Mortgaging the future or an ounce of prevention creating a pound of cure?

The problem with estimates is those checks can't be cashed. In corporate marketing if you create a plan and say project revenue will rise by X percent, you have an implied deliverable. You will lose your job if revenue goes down.(2)

And distrust of estimates is the issue doctors must face. The money new doctors will have to spend on medical school is real, it has to be paid right now, but the health care system itself is now unpredictable. It's increasingly difficult to just move somewhere and open a practice. Now that payment and care delivery models have become political footballs, the financial incentive for young people to go into medicine has declined.

Do we really want doctors who go into it for the money rather than as a public good? Of course we do, the same way the best young athletes in the US will go into baseball rather whatever other sports are in America. If we have brilliant potential surgeon M and the choice is to make a lot saving lives or a little studying fruit flies, let's not make saving lives onerous. If great people are deterred from medical careers, quality goes down. And if health care quality declines we are not saving money in the future. During the last few decades there has been an increase in osteopaths doing general practitioner work, and M.D.s have not minded because M.D.s go into specialties more. Many people can do routine check-ups.

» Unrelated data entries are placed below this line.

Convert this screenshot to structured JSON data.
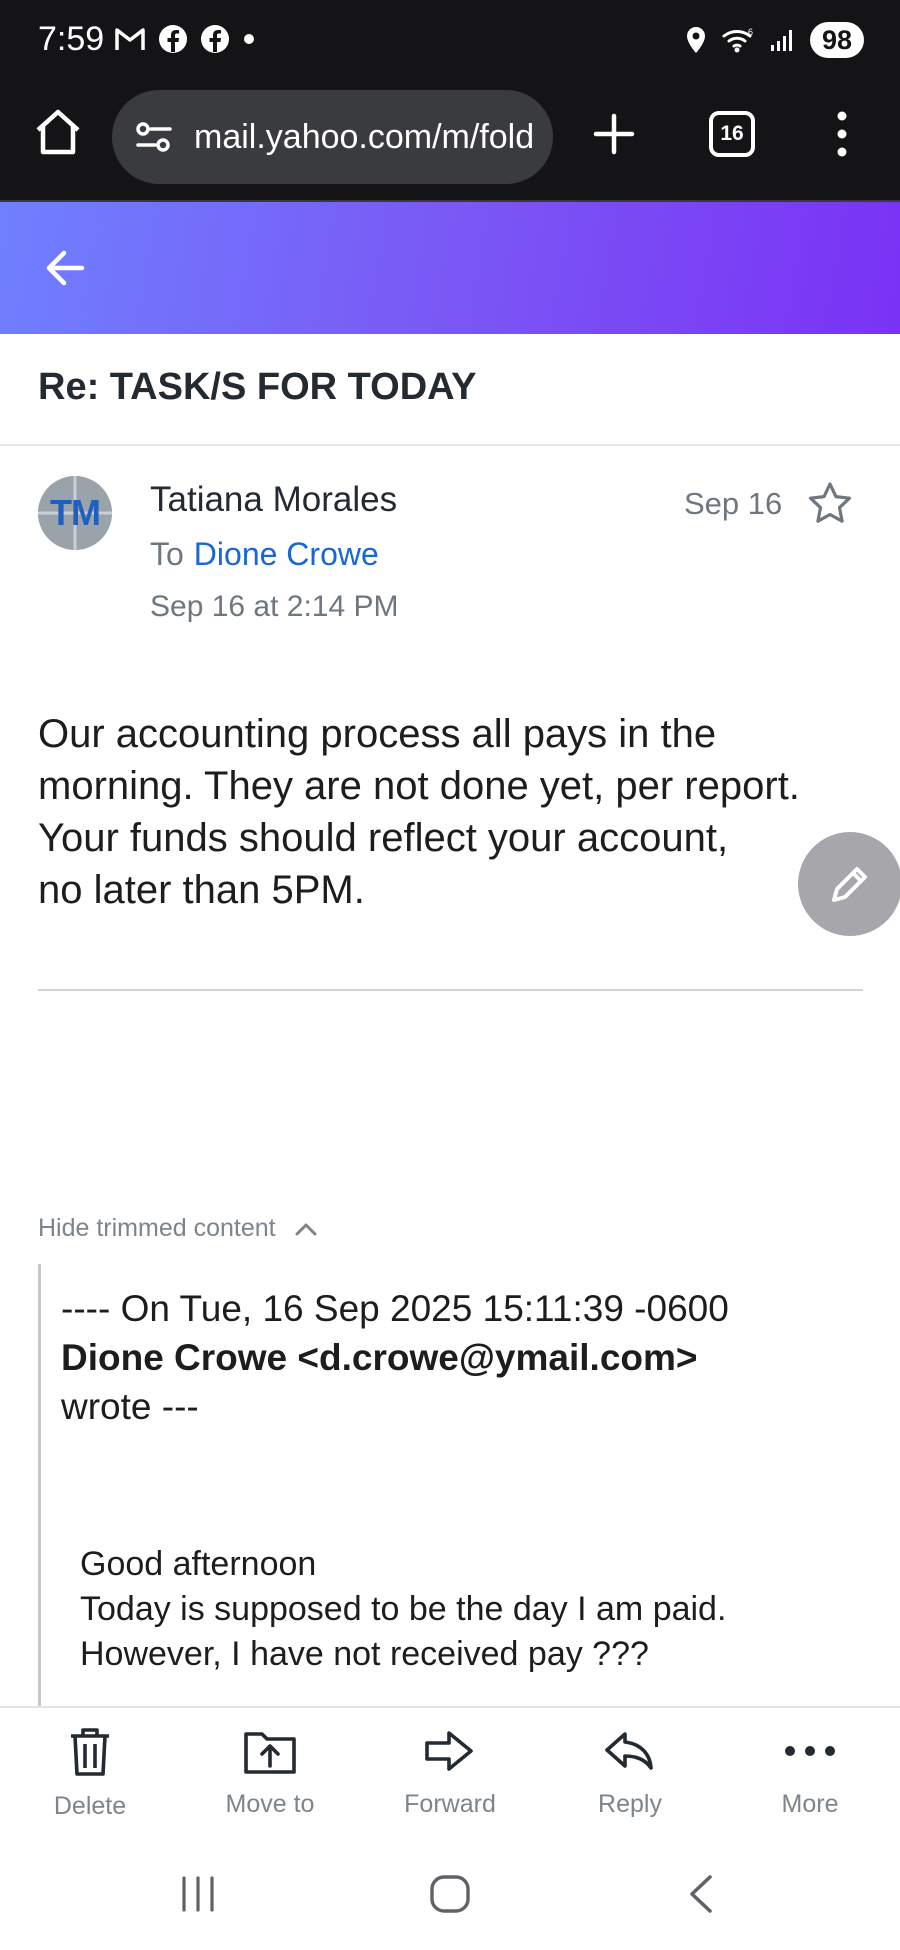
{
  "status_bar": {
    "time": "7:59",
    "battery": "98",
    "icons": [
      "gmail-icon",
      "facebook-icon",
      "facebook-icon",
      "dot-icon",
      "location-icon",
      "wifi-icon",
      "signal-icon"
    ]
  },
  "browser": {
    "url": "mail.yahoo.com/m/fold",
    "tab_count": "16",
    "icons": [
      "home-icon",
      "site-settings-icon",
      "new-tab-plus-icon",
      "tabs-icon",
      "overflow-menu-icon"
    ]
  },
  "header": {
    "gradient": [
      "#6f80ff",
      "#7a32f5"
    ]
  },
  "message": {
    "subject": "Re: TASK/S FOR TODAY",
    "avatar_initials": "TM",
    "sender_name": "Tatiana Morales",
    "to_label": "To",
    "to_recipient": "Dione Crowe",
    "sent_time": "Sep 16 at 2:14 PM",
    "date_short": "Sep 16",
    "body_lines": [
      "Our accounting process all pays in the",
      "morning. They are not done yet, per report.",
      "Your funds  should reflect your account,",
      "no later than  5PM."
    ]
  },
  "trimmed": {
    "toggle_label": "Hide trimmed content",
    "quote_header_prefix": "---- On Tue, 16 Sep 2025 15:11:39 -0600",
    "quote_header_sender": "Dione Crowe <d.crowe@ymail.com>",
    "quote_header_suffix": "wrote ---",
    "quote_lines": [
      "Good afternoon",
      "Today is supposed to be the day I am paid.",
      "However,  I have not received pay ???"
    ]
  },
  "toolbar": {
    "delete": "Delete",
    "move_to": "Move to",
    "forward": "Forward",
    "reply": "Reply",
    "more": "More"
  },
  "colors": {
    "link_blue": "#1a66d6",
    "muted_gray": "#6e7780",
    "fab_gray": "#a7a7ab"
  }
}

But what about pediatricians? When government controls how much a pediatrician can charge for a visit using a Relative Value Unit (RVU), those doctors lose, because new parents with infants are going to ask a lot more questions and therefore demand a lot more time than an adult going for an annual physical. If there are fewer MDs in general practice, okay, but do parents want someone who didn't go to medical school advising them about their child? Will someone who wants to help kids go into pediatrics if their income is barely going to cover their medical school debt?

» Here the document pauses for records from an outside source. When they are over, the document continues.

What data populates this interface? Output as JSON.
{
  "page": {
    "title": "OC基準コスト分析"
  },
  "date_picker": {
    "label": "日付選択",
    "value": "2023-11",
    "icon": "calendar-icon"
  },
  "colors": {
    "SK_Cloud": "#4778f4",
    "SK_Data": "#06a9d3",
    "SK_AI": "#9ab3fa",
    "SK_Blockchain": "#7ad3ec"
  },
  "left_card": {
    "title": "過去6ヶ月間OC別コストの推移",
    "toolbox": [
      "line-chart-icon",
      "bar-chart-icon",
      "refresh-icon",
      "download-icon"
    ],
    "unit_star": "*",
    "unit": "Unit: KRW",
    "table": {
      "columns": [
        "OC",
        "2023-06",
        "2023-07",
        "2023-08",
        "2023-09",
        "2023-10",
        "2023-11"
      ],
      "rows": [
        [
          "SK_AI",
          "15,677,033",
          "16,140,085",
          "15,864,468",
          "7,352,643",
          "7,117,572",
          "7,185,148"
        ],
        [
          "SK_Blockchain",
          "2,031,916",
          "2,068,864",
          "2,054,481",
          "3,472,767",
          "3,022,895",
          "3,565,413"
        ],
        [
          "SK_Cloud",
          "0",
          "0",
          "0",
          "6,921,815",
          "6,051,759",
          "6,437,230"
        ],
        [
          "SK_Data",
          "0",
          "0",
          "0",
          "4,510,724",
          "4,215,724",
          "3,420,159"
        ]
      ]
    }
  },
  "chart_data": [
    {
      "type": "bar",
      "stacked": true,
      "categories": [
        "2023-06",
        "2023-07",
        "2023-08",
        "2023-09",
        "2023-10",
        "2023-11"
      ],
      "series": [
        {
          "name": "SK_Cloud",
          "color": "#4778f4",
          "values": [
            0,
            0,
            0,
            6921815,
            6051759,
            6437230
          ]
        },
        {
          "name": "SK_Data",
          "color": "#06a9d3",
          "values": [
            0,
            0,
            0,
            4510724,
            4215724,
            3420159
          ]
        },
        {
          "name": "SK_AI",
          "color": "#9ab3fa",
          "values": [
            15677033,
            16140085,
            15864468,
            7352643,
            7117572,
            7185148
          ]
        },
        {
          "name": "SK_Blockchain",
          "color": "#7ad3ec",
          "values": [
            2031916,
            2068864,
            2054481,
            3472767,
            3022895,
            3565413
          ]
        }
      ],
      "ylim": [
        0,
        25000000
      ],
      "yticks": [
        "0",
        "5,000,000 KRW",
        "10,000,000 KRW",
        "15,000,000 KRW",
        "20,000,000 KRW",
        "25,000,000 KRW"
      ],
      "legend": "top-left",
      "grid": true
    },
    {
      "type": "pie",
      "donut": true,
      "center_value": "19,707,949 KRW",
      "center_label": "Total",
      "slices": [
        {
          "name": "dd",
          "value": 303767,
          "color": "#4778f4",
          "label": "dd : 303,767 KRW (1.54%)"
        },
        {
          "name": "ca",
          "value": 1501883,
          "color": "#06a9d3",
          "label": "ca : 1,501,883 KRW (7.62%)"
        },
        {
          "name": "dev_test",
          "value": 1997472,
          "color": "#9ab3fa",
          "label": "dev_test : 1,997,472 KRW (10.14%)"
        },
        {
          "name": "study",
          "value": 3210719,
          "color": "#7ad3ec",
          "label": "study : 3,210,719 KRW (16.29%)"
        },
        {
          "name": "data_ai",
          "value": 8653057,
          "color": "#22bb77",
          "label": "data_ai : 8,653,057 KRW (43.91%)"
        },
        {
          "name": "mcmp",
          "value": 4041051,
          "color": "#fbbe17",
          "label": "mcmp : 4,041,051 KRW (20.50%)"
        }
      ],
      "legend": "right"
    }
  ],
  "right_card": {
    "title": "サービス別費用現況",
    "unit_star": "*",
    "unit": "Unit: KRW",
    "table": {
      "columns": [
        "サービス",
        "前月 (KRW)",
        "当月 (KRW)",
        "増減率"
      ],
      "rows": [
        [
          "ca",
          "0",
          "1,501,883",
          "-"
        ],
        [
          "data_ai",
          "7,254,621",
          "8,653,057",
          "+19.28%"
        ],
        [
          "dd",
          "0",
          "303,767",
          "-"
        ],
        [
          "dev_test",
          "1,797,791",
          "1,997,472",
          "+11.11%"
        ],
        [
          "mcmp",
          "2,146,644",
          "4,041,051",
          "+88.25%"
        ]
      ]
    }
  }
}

Yet that is the sentiment among physicians, even if they never make it into New York Times profiles where doctors glow about the future of nationalized health care. A few years ago, when double digit increases in annual premiums were still a new thing, over 60 percent of doctors surveyed were already advising that young people who wanted to go into medicine to help people should become nurse practitioners instead. It isn't that they felt like a medical degree was no longer valuable, it is that the regulatory future for doctors looked bleak. And it has gotten no better since.


(1) At least at the low end, analyses that provided an answer in the range of 300 percent make the whole methodology suspect but this is more of a marketing document than anything, so they want journalists to latch onto the cosmic number. 

(2) It happens. After General Mills rolled out a disastrous campaign claiming its Cheerios cereal is non-GMO (after their CEO argued earlier that they were safe), sales went down, and then Saatchi  &  Saatchi found themselves sharing the wealth with a whole bunch of new agencies when the GM centralized creative executive got whacked. Now they are dismantling the patriarchy using Reese's Puffs cereal. But it's funny. Using a voiceover from a guy who does monster truck arena ads in a spot about a teenage girl's prom dress is an extra layer of subversive. Or creepy. Your call.